Pendekatan bijaksana terhadap tradisi seperti sesajen sejalan dengan ajaran Islam tentang dakwah bil hikmah (dakwah dengan kebijaksanaan). Islam mengajarkan untuk berdialog dan mencari titik temu, alih-alih menentang secara keras.
PELAKITA.ID – Di balik prosesi tradisional sesajen yang dilaksanakan oleh masyarakat, tersimpan makna mendalam mengenai hubungan harmonis antara manusia, alam, dan Sang Pencipta.
Di Sulawesi Selatan, tradisi ini lebih dari sekadar ritual agama; ia adalah wujud kearifan lokal yang diwariskan secara turun-temurun. Bagi masyarakat Bugis dan Makassar, sesajen berfungsi sebagai jembatan spiritual yang menyatukan alam dan budaya.
Setiap elemen dalam sesajen, mulai dari beras hingga bunga, memiliki makna ganda: sebagai ungkapan rasa syukur dan usaha simbolis untuk menyuburkan tanah.

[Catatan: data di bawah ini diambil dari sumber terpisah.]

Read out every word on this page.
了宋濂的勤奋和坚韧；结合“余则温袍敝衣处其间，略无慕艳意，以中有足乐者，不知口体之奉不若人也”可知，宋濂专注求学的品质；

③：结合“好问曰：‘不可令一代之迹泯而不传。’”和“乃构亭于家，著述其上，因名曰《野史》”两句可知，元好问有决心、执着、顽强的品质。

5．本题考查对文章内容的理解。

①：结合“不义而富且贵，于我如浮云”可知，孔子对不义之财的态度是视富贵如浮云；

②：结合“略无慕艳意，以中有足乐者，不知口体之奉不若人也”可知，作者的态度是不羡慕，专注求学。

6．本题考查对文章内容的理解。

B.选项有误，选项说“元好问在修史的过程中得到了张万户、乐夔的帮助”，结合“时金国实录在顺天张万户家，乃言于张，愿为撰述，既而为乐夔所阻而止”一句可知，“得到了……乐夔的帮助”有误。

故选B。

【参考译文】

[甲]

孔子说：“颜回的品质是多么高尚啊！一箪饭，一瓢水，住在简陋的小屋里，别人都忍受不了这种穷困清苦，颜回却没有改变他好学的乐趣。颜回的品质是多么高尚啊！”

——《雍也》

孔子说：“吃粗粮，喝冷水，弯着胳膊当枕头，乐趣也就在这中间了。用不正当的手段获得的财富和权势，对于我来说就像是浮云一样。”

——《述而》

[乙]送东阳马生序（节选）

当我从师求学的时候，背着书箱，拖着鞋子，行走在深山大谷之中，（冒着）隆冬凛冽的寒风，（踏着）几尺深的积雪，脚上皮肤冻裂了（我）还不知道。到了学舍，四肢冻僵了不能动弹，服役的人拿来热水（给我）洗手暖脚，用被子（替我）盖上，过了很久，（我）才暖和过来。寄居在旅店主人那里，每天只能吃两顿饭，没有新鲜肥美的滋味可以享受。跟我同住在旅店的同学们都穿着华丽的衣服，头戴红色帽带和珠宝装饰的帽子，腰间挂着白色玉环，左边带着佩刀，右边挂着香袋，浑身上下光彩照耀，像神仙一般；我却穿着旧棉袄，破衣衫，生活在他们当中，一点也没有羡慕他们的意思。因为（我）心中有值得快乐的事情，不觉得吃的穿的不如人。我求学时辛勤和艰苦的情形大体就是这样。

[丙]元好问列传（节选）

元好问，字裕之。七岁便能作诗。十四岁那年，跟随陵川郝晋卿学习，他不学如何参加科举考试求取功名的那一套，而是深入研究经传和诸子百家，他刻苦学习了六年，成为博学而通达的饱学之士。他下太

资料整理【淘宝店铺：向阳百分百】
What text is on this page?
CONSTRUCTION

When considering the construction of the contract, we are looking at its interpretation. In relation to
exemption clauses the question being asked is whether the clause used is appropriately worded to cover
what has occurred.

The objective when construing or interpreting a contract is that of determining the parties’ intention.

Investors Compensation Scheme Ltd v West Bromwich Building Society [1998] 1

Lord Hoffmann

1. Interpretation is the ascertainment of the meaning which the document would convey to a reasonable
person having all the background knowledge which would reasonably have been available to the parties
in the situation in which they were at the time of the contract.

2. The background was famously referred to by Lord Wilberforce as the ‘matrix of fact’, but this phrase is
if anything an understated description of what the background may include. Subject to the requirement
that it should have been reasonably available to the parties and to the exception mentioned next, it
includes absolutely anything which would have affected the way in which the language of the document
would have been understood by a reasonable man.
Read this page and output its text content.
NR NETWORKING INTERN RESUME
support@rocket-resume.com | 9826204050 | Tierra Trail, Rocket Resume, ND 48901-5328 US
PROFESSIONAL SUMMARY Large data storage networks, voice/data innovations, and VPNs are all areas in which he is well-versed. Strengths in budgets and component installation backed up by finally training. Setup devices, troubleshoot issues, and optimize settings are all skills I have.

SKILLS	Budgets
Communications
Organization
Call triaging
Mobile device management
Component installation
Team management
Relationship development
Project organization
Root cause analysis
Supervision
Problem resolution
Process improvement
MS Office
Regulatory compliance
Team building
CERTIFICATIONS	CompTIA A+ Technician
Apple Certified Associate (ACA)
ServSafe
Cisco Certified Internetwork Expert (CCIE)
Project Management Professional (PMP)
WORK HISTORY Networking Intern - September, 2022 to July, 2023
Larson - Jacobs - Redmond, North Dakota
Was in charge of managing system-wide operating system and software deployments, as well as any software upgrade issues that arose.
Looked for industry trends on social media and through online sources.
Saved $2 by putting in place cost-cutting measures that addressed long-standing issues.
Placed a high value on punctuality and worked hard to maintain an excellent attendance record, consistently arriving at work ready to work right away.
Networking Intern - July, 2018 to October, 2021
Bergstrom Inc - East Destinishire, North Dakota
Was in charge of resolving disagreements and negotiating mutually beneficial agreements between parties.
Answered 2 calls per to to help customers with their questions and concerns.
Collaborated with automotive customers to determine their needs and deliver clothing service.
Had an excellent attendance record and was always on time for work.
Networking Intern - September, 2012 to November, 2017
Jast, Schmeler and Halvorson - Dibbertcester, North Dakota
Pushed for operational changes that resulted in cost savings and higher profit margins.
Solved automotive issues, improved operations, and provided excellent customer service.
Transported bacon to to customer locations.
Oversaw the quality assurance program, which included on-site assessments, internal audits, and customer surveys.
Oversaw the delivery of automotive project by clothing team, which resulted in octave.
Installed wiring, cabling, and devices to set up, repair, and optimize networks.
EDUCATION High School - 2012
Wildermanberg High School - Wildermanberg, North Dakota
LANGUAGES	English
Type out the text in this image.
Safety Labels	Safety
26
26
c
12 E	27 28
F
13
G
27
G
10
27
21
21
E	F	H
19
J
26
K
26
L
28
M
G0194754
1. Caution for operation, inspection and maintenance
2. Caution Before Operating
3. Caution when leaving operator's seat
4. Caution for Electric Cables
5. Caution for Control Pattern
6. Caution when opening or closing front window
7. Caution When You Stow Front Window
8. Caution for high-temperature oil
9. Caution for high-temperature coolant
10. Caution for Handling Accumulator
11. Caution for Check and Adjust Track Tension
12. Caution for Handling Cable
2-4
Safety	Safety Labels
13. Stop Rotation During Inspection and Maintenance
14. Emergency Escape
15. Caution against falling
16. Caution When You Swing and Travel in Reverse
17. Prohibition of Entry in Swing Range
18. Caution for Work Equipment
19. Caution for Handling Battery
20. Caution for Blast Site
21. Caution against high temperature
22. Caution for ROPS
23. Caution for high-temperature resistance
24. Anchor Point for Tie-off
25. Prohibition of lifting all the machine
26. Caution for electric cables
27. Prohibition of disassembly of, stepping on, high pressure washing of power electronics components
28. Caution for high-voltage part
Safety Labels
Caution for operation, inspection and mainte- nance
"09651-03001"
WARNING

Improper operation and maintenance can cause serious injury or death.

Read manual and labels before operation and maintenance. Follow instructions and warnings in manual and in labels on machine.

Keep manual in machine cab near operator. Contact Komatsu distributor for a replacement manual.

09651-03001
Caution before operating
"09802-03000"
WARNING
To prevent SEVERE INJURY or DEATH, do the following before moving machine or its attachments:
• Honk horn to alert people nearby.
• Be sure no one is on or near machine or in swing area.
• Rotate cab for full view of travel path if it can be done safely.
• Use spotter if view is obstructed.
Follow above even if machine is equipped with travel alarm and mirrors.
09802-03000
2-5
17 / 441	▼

Secara ilmiah, pembusukan bahan organik dalam sesajen ternyata memiliki manfaat besar bagi kesuburan tanah. Proses dekomposisi yang melibatkan mikroorganisme seperti bakteri dan jamur melepaskan unsur-unsur hara penting—seperti nitrogen, fosfor, dan kalium—yang meningkatkan kesuburan tanah hingga 25% dibandingkan pupuk kimia.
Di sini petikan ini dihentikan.